No sol do meio-dia ainda conservo as fagulhas do sono perdido na meia-noite; no quarto somente o silêncio cortado pelo hiato do miado do meu gato: tenho fome, tenho sede – fome e sede são coisas que não se resolvem, convivemos com elas. Um terço da vida passamos dormindo sobre colchões e lençóis ou sobre o chão e papelão, demandando boa parte de nossa existência ao inconsciente; se “in”, “con” ou apenas ciente, o fato é que passamos pela vida colecionando detalhes.

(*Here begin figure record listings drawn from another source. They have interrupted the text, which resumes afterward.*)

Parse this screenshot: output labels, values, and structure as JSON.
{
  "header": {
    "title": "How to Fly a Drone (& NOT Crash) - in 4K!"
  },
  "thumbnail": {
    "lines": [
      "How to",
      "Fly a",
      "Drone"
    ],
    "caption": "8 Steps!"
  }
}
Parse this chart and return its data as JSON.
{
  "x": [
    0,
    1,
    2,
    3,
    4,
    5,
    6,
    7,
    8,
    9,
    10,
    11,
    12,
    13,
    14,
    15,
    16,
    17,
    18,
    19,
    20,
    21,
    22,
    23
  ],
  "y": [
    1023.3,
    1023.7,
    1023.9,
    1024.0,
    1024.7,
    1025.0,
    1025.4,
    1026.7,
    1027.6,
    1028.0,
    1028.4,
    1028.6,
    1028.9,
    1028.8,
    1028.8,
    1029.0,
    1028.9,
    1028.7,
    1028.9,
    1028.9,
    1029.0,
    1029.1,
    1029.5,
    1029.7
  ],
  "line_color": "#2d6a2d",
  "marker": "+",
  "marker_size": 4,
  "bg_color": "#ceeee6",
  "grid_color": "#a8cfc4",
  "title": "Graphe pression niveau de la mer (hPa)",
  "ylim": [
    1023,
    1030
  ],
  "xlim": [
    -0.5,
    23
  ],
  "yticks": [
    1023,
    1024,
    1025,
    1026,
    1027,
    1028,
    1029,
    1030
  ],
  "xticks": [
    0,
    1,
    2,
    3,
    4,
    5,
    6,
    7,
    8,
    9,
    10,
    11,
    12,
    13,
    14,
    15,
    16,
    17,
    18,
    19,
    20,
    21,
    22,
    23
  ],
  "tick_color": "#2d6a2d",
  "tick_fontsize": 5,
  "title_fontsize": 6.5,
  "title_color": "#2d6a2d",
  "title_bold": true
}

São retalhos de tantas coisas, que mesmo somadas ao final de tudo ainda tem a chance de serem reduzidas. Tenho uma porção de alegrias dos meus dez primeiros aniversários, quando a inocência ainda era plena. Depois disto os anos passaram a ser simplesmente o cumprimento da existência, e já se vão quase quatro décadas. E é aí que você se lembra do dia que seu Pai disse “não”. Naquele dia mais alguma coisa se quebrou, mais um caco para você guardar; ah, esses pedacinhos de 'des'ilusão...vão ajuntando e agregando vulto ao fardo. Não sabemos como jogar fora, como descartar ou reduzir à menores frações.

Lembra do dia que você amou pela primeira vez? Não falo da primeira gozada, falo do primeira vez que alguma coisa vez sentido, aquele querer de novo e de novo; naquele dia você começou acreditar que tudo vale à pena, que há fatos de grande numerador na vida e que os denominadores são comuns à todos nós, 'des'ilusão é coisa que pega tudo mundo.

Minha pia está cheia de louça suja, restos de ontem, 'des'armonizando a monotonia do lar; quero ficar aqui pensando nos meus pedaços, somando e dividindo tudo que está guardado, projetando um jeito de encontrar um numerador perfeito, um amontoado de razões que me façam sentir completo, a melhor razão para me sentir inteiro.